Vamos fazer um filme?


Vamos levar nossos filhos na escola enquanto a gente aparece num panorama de 360 graus. Vamos editar trilhas sonoras com os tapes que a gente fez um pro outro durante a revolução do nosso quarto nos anos 80. Vamos vestir novas roupas como se fossem nossas e espalhar um ar vintage pela praia e pelo parque. Vamos repetir entradas e saídas, rebobinando a fita sempre que for preciso recuar ou avançar pra cima de você. Vamos transformar o nosso enredo em samba-enredo, em roteiro-enredo, em casa-enredo, em nosso enredo. Vamos perder ligações telefônicas com clichês de toques polifônicos. Vamos encontrar um jardim secreto, um labirinto e uma utopia.

Vamos deitar no sofá e enquadrar as nossas reações em preto e branco. Vamos nos estender para pegar o bonde andando e nos conhecer na porta de um café. Vamos fazer convites indecentes que morrem na boca quando a gente se encontra. Vamos fazer sexo na chuva sem morrer de frio. Vamos fazer demônios de neve no calor e passear por quartos escuros sem pânico nenhum. Vamos achar o culpado pela fotografia e pedir para revelar a foto pra gente. Vamos torcer para que nos enquadrem em cenas diferentes e que não cortem o nosso laço. Vamos começar tudo do final pra dar um ar não linear à nossa narrativa.

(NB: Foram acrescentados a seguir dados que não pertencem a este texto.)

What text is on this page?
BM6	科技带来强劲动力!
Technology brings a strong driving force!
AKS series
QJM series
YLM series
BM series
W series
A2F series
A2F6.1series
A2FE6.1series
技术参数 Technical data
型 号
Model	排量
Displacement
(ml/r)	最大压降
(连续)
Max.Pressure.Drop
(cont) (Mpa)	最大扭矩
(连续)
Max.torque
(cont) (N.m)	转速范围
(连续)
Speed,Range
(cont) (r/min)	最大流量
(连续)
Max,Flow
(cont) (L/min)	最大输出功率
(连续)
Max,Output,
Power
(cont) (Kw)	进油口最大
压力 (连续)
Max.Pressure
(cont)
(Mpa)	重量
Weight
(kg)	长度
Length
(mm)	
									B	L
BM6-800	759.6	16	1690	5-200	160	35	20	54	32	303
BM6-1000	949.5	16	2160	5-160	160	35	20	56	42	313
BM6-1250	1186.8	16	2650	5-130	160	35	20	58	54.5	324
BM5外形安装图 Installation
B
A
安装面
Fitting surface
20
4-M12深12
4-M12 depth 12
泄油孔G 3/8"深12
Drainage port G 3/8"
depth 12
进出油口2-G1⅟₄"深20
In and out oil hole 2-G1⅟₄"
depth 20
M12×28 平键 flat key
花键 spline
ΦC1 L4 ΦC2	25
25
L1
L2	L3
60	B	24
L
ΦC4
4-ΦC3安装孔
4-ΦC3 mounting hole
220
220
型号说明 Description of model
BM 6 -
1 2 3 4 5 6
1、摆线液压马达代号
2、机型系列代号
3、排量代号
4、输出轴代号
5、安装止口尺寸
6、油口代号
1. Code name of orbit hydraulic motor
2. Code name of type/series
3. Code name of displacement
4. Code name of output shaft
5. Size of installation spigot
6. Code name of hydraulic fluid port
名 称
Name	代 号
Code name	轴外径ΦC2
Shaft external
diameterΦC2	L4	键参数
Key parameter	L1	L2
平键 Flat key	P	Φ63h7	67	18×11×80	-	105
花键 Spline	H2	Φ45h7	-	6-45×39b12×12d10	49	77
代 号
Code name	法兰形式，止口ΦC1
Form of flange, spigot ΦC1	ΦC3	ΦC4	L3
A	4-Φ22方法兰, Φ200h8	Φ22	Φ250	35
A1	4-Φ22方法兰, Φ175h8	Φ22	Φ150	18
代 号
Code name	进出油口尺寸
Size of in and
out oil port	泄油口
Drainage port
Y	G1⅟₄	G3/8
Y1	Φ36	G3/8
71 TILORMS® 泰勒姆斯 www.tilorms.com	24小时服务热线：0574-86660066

Vamos morrer de amores e comprar venenos. Vamos falar de política e nos rebelar contra um sistema bem em frente ao computador. Vamos ser da década de 20, de agora ou do futuro. Vamos prever catástrofes e usá-las no nosso romance ficcional. Vamos juntar as crianças numa mesa de jantar e usar roupas elegantes. Vamos sufocar um ao outro com o travesseiro e justificar com um lance passional clássico de algum movimento psicodélico. Vamos chamar um diretor ultrapassado para contar a nossa história. Vamos ser minimalistas ou dramáticos, meu bem?

Vamos deixar a câmera pra lá e nos preocupar mais com o movimento do seu cabelo. Vamos dar as mãos e escalar a Torre Eiffel como quem sobe escadas. Vamos viajar no tempo para recuperar o nosso início quando os créditos do fim estiverem quase subindo. Vamos grafitar nossos nomes na pele para que todos saibam quem nós não somos quando a cortina abrir. Vamos deixar essa estrutura engessada para lá e nos divertir com tudo isso. Pegue o seu vestido, o meu paletó retrô e a felicidade de bastidores que as histórias não contam. Taque fogo no roteiro e no set de gravação para fugir da rotina. Esperneie se os seguranças não deixarem você levar os nossos fãs de mentirinha. Suba o prédio mais alto e arrisque a vida lá de cima. Deixe uma carta no meu portão e vá embora sozinha. Vamos supor que você esteja com tédio em casa e leia a minha proposta de vida. A gente pode seguir esse script ou fazer uns barcos para deixar à deriva. Vamos marcar amanhã e conhecer minha família. Eu me apresento pra sua casa e você pra minha. Vamos torcer para que a gente se encontre por aí algum dia. E daí vamos fazer um filme.